State, county, city, or university laboratories that collaborate with the U.S. WHO Influenza Surveillance Program report the number of respiratory specimens submitted for influenza diagnosis and the number positive for influenza.  All laboratories report these data each week throughout the year.  These reports are used to assess and report the distribution of influenza virus strains throughout the United States.  

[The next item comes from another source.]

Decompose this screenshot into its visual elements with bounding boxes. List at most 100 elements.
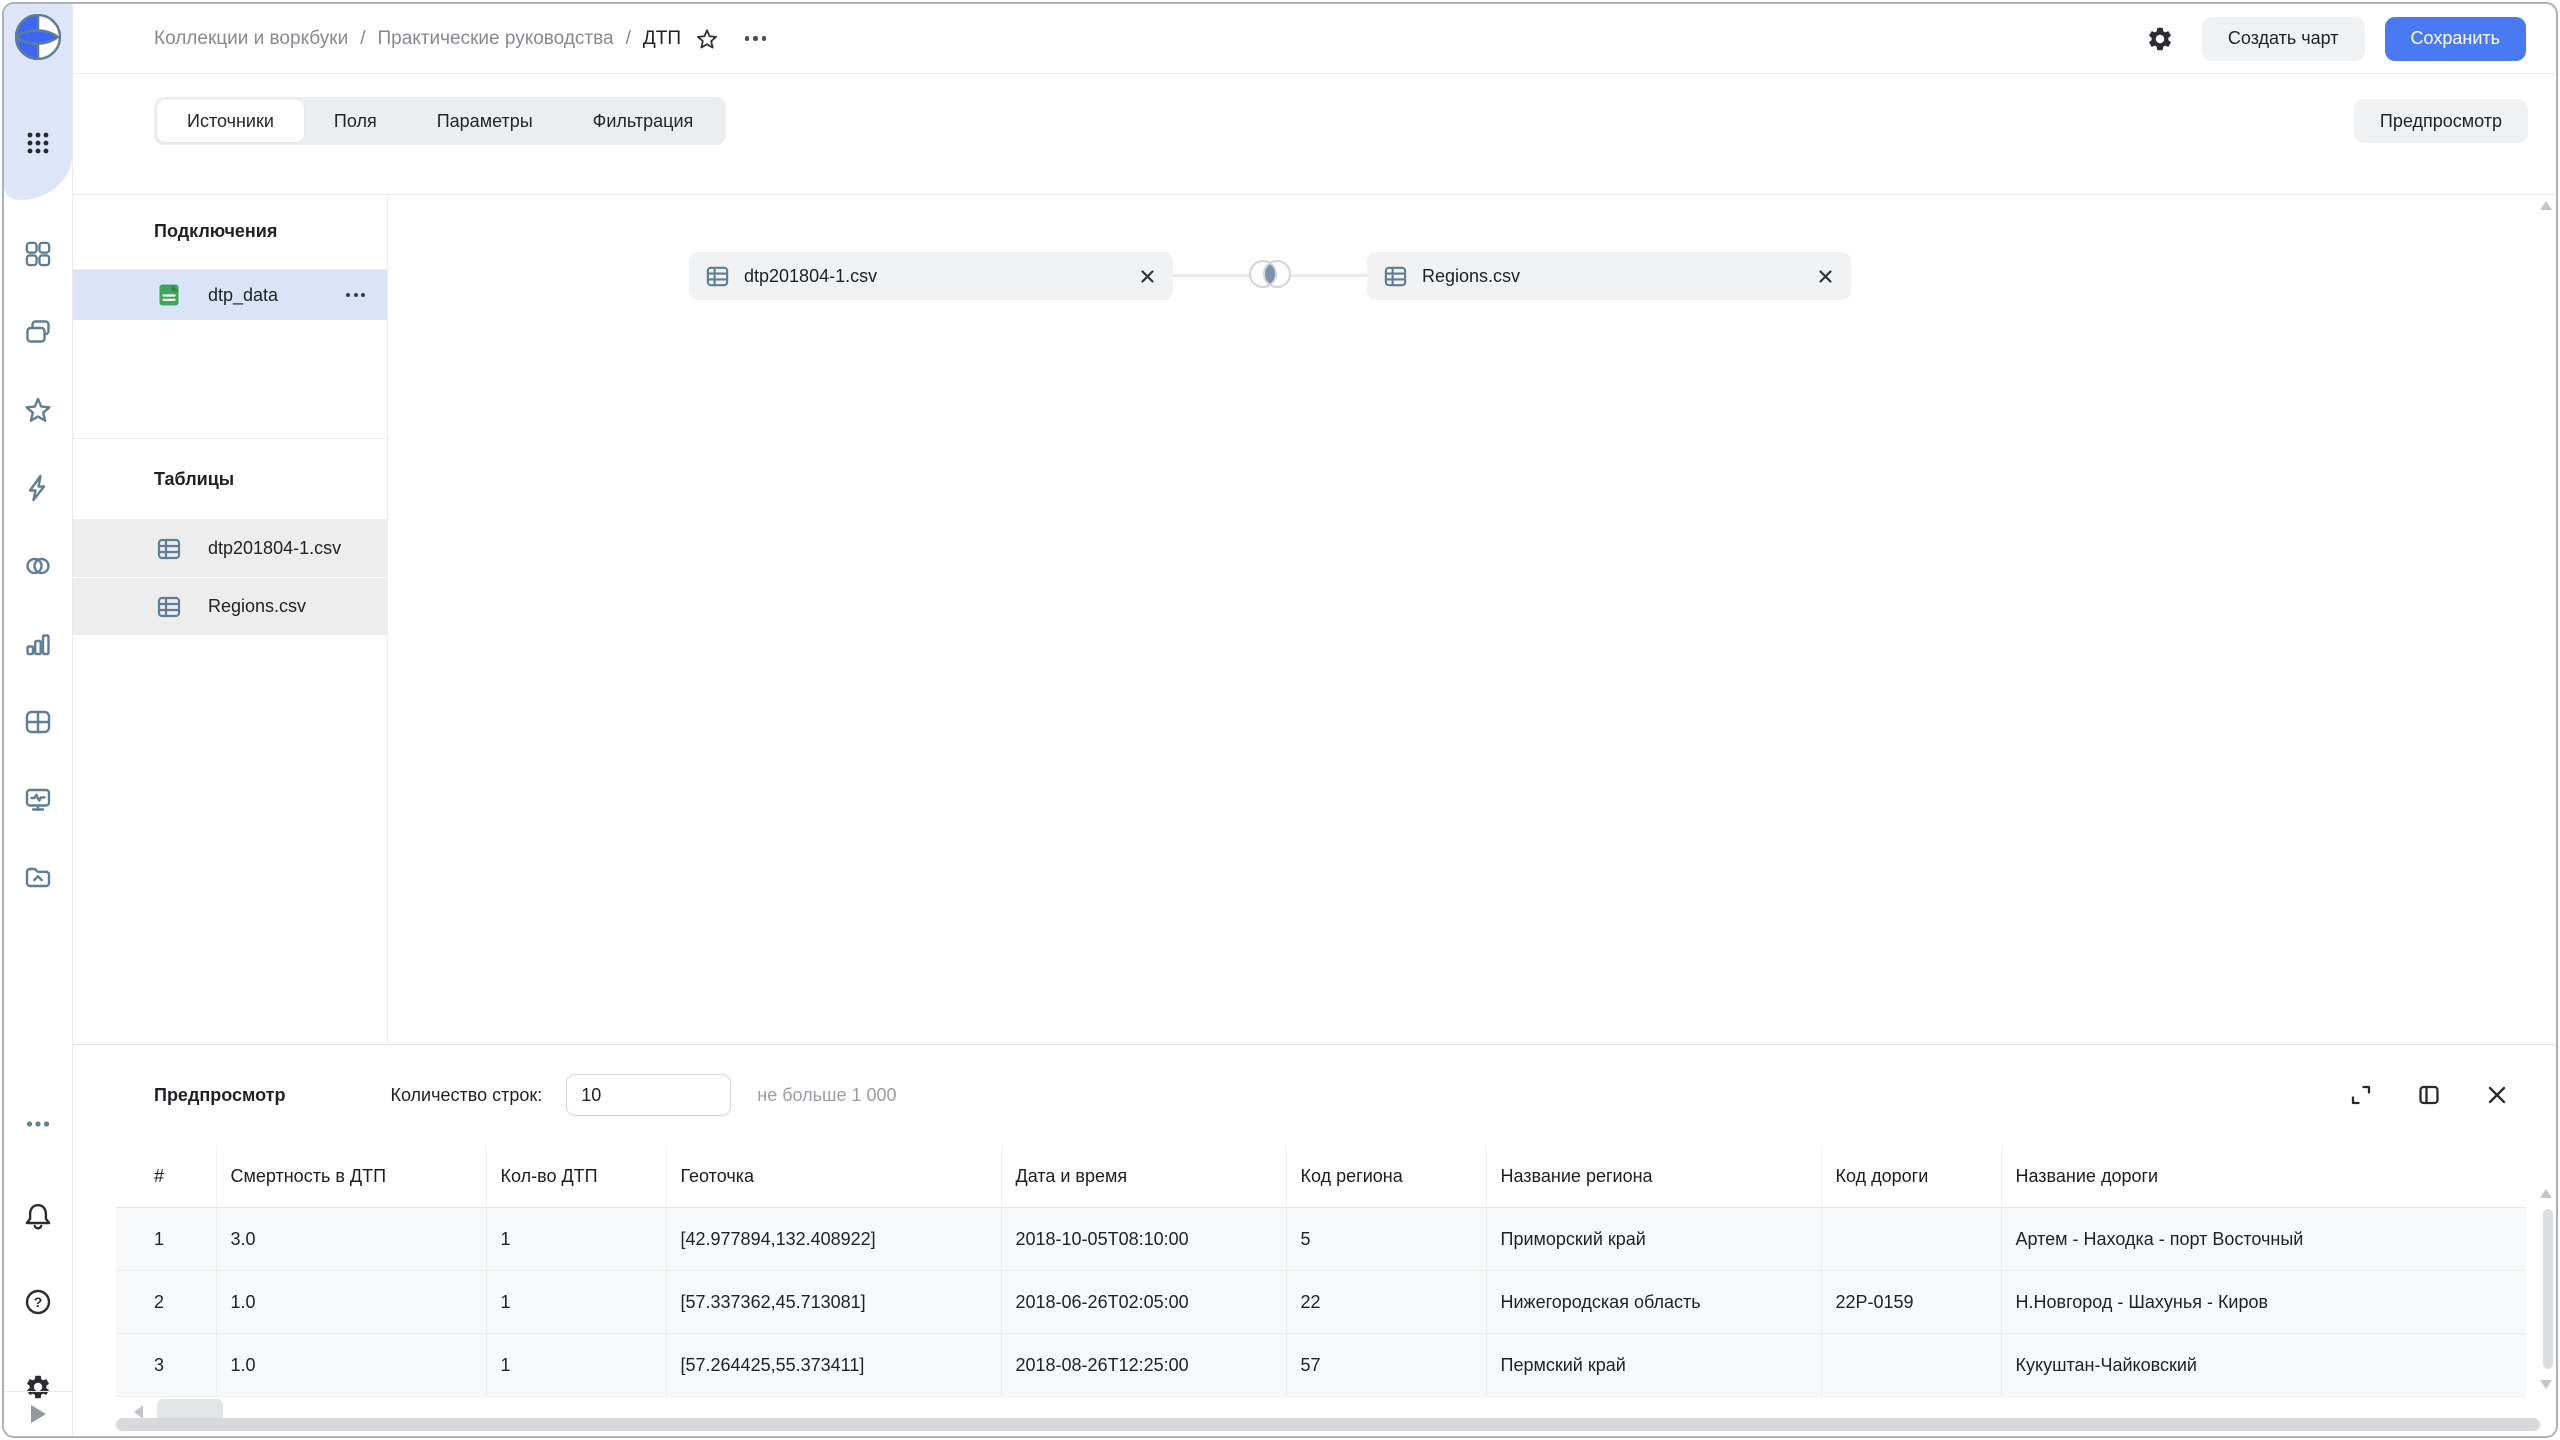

Weekly data are transmitted to CDC throughout the year over the Internet (35 laboratories) or electronically using the Public Health Information Network – Messaging System (PHIN-MS) (3 laboratories) and Public Health Laboratory Interoperability Project (PHLIP) (49 laboratories).  Transmission of data via PHIN-MS and PHLIP, electronic systems that can be corrected and updated with the latest, most accurate influenza isolate information, improves the timeliness and quality of the data.  All of the 52 laboratories using PHIN-MS and PHLIP have elected to develop an interface between their laboratory computer and PHIN-MS and PHLIP to transmit their data.  In these instances, their previous weekly burden of summarizing this information and transmitting it by facsimile has been eliminated and transmitting it by Internet has been reduced.


Privacy Impact Assessment

No patient identifiers are received at CDC.



Changes to the form 55.31 include:

  • The annualized total burden hours decreased from the previous approval. All virologic surveillance data is submitted electronically year-round. Therefore data is not submitted to CDC via facsimile and participating laboratories submit data year-round, and the option for reporting only during October through May has been removed. There was a large increase in the number of laboratories utilizing electronic methods (i.e. PHIN-MS or PHLIP) to submit their weekly report to CDC. The modifications to the number of respondents and responses were needed to more accurately portray the burden on respondents. The annualized burden to complete one report form did not change from the previous approval.

  • Modified interpretation of laboratory test results in PHIN-MS and PHLIP to account for collection of data for novel influenza A viruses


U.S. WHO Collaborating Laboratories Influenza Testing Methods Assessment (Form CDC 55.31A)


At the beginning of each influenza season, a survey is sent to each participating U.S. WHO laboratory to obtain information used in the analysis and interpretation of data obtained from year-to-year.


Changes to the form 55.31A include:

  • The name of the survey has been modified to “U.S. WHO Collaborating Laboratories Influenza Testing Methods Assessment” to better account for the data being collected by the survey.

  • The annualized burden to complete one report form did not change from the previous approval.


U.S. Outpatient Influenza-like Illness Surveillance Network (ILINet)


Form CDC 55.20 is a single form used to collect summary influenza-like illness data from participating healthcare providers. Providers have the option of faxing this data via a toll-free fax number or reporting data over the Internet. The web interface is identical to the fax form. The workfolder (CDC 55.20E) is used by the provider to track their own data submitted throughout the season.


Because state health department morbidity estimates are imprecise and generally untimely, a system was developed in 1982 to collect influenza-like illness data directly from practicing family physicians who voluntarily participated without remuneration.  Prior to 1997, CDC and state health departments’ maintained separate influenza sentinel provider surveillance systems.  In 1997, CDC collaborated with state health departments to reduce duplication of efforts and allow resources to be focused on expanding the number of providers reporting in order to improve the geographic representation and completeness of the data.  Over the years, the system has continued to evolve and expand. For the 2013-14 season, approximately 1,800 health care providers in all 50 states regularly reported to CDC. 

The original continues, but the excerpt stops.